Western blots of SDS-PAGE-separated recombinant and immunoreactive endogenous BgGal probed with an anti-rBgGal polyclonal antiserum. 1: positive control containing the 37 kDa rBgGal only (arrow); 2: negative control containing blotted rBgGal probed with the anti-rBgGal antiserum previously absorbed with rBgGal; 3: Bge cell protein extract showing negative reactivity with the rabbit pre-immune serum; 4: reactivity of anti-rBgGal with 2 Bge cell derived proteins,at 32 kDa and 70 kDa (arrows); 5: immunoreactive of a 32 kDa protein (arrow) from a B. glabrata hemocyte homogenate; 6: B. glabrata cell-free hemolymph (plasma) sample showing negative reactivity with the rBgGal antiserum.

Fig. 5

Differential interference contrast (DIC) and immunofluorescence images of Bge cells (A) and hemocytes (B) following treatment with the anti-rBgGal antibody and Alexa 488-conjugated secondary antibody. Bge cells show uniform distribution of the endogenous galectin within the cytoplasm, although the intensity of staining is variable. By contrast, only ~60% of circulating hemocytes expressed native galectin, with compartmentalization within the cytoplasm, and along the margins of filapodial membranes (arrows). (400X).

Fig. 6

In vitro binding of rBgGal to the surface of Biomphalaria glabrata hemocytes. Live hemocytes, preincubated with rBgGal followed by fixation and treatement with anti-rBgGal antibody demonstrates intense fluorescent surface staining (B) compared to endogenous BgGal staining (A) or staining following exposure of hemocytes to rBgGal in the presence of 40 mM lactose (C).
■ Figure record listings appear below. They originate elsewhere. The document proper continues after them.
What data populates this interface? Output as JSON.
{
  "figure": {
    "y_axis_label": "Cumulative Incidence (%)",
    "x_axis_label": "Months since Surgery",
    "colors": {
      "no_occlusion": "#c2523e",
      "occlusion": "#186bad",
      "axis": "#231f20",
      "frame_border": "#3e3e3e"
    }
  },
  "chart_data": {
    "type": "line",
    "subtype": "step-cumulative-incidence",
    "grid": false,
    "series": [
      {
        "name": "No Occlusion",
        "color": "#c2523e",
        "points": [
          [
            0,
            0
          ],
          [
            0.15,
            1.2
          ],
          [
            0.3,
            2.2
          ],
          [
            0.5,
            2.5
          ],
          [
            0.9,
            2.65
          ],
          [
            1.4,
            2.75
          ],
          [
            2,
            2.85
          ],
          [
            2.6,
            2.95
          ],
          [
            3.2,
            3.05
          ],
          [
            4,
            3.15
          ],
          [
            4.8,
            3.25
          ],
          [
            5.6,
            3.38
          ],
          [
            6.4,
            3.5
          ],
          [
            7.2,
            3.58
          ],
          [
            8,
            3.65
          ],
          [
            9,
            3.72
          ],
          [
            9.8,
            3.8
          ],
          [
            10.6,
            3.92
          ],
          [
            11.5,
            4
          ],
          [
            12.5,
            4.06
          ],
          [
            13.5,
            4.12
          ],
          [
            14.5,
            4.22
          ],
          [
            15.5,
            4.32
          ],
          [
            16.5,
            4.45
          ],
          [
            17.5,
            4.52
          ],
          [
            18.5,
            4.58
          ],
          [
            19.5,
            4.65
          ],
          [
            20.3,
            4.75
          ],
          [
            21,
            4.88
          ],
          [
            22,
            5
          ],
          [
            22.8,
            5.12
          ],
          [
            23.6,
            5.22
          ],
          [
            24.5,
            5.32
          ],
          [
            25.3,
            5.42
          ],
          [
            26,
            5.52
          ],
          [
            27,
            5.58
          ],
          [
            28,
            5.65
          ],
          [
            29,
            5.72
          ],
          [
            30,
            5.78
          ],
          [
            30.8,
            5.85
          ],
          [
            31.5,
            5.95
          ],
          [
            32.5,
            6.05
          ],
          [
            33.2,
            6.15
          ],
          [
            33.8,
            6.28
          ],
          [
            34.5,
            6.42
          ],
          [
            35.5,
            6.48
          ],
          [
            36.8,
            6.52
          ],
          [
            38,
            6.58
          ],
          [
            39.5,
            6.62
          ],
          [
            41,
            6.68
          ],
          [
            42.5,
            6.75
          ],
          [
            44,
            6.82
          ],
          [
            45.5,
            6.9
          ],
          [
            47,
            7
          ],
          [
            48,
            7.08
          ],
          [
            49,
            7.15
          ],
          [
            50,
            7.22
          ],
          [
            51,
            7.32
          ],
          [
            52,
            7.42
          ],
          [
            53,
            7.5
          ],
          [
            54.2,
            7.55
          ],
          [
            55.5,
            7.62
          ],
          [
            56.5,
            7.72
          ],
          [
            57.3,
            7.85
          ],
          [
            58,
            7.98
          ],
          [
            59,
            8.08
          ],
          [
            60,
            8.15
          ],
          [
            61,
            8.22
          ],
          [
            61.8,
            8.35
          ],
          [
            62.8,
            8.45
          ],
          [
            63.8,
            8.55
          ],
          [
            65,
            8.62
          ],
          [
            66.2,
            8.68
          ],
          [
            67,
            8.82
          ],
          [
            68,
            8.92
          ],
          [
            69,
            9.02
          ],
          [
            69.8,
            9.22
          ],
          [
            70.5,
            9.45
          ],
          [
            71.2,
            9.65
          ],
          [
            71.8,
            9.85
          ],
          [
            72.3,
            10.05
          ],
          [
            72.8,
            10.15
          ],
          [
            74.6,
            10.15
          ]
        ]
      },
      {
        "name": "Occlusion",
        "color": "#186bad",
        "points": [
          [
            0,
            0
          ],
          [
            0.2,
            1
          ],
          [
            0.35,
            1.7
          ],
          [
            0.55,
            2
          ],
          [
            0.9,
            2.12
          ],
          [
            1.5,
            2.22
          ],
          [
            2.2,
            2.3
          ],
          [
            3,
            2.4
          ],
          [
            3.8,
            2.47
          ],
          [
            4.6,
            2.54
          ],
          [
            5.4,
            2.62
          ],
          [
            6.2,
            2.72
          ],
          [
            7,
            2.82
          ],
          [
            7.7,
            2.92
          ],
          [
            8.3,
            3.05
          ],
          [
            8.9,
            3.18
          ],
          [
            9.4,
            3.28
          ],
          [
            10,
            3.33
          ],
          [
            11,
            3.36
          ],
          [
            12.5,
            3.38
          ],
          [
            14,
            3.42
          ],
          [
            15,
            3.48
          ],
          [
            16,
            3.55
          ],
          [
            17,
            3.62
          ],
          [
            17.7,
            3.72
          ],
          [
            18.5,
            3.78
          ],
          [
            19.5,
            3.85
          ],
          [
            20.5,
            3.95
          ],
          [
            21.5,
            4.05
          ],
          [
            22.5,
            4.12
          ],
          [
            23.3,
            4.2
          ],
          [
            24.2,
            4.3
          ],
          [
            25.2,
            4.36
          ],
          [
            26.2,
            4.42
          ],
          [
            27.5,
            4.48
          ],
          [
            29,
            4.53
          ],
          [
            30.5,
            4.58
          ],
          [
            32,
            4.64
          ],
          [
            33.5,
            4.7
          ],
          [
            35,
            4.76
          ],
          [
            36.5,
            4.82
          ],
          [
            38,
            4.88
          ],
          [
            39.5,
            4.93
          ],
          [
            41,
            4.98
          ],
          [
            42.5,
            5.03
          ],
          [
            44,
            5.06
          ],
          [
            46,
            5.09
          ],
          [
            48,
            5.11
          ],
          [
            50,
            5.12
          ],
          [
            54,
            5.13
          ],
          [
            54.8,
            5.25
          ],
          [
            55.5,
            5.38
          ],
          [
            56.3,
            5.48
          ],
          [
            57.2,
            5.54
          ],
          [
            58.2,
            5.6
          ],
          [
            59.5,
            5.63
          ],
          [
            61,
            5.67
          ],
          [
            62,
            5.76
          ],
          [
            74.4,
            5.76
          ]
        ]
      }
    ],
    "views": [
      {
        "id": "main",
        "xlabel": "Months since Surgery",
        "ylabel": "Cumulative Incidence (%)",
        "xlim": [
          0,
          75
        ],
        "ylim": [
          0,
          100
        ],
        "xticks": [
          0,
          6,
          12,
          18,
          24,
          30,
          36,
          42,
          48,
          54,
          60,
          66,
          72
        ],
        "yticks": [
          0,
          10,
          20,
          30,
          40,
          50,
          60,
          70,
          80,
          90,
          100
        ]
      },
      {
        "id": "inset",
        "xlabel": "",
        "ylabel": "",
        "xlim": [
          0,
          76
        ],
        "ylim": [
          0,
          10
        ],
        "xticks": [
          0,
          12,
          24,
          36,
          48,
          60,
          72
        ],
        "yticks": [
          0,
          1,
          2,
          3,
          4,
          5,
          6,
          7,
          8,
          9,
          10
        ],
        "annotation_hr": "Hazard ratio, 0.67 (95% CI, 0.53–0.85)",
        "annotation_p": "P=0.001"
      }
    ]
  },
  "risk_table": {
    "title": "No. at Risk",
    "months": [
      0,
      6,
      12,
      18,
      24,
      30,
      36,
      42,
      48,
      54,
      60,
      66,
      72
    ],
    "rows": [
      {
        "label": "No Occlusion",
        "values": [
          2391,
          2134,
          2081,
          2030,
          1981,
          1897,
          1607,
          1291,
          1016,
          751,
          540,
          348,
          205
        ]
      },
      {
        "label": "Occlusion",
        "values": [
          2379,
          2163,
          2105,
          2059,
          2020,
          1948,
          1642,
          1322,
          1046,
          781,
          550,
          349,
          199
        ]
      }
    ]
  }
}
Lactose inhibition of the rBgGal binding to hemocytes demonstrates the presence of specific BgGal counterreceptors (ligands) on the surface of hemocytes.

Fig. 7

DIC and immunofluorescence image of S. mansoni sporocysts pretreated with rBgGal followed by anti-rBgGal antibodies showing the binding of rBgGal to the sporocyst tegument (A). Partial inhibition of rBgGal binding by lactose (B) or lacNAc (C), but not fucose (D) demonstrates the specificity of rBgGal binding to sporocyst surface. Fig. 7E serves as a control, showing a complete absence of nonspecific or endogenous galectin-like proteins in sporocysts using the antirBgGal antibody (200X).

Fig. 8

Immunofluorescence images of BSA-conjugated sepharose beads demonstrating the binding of rBgGal to lacNAc (LN) (B, E) and sialyated lacNAc (sLN) (C, F), but not to beads conjugated with BSA-Le^X (D) or BSA alone (A).) Inhibition of the binding by lactose confirmed the specificity of rBgGal for LN and sLN (E, F). All immunofluorescent images were normalized to background control beads levels using Metamorph software, v. 7.2. (200X).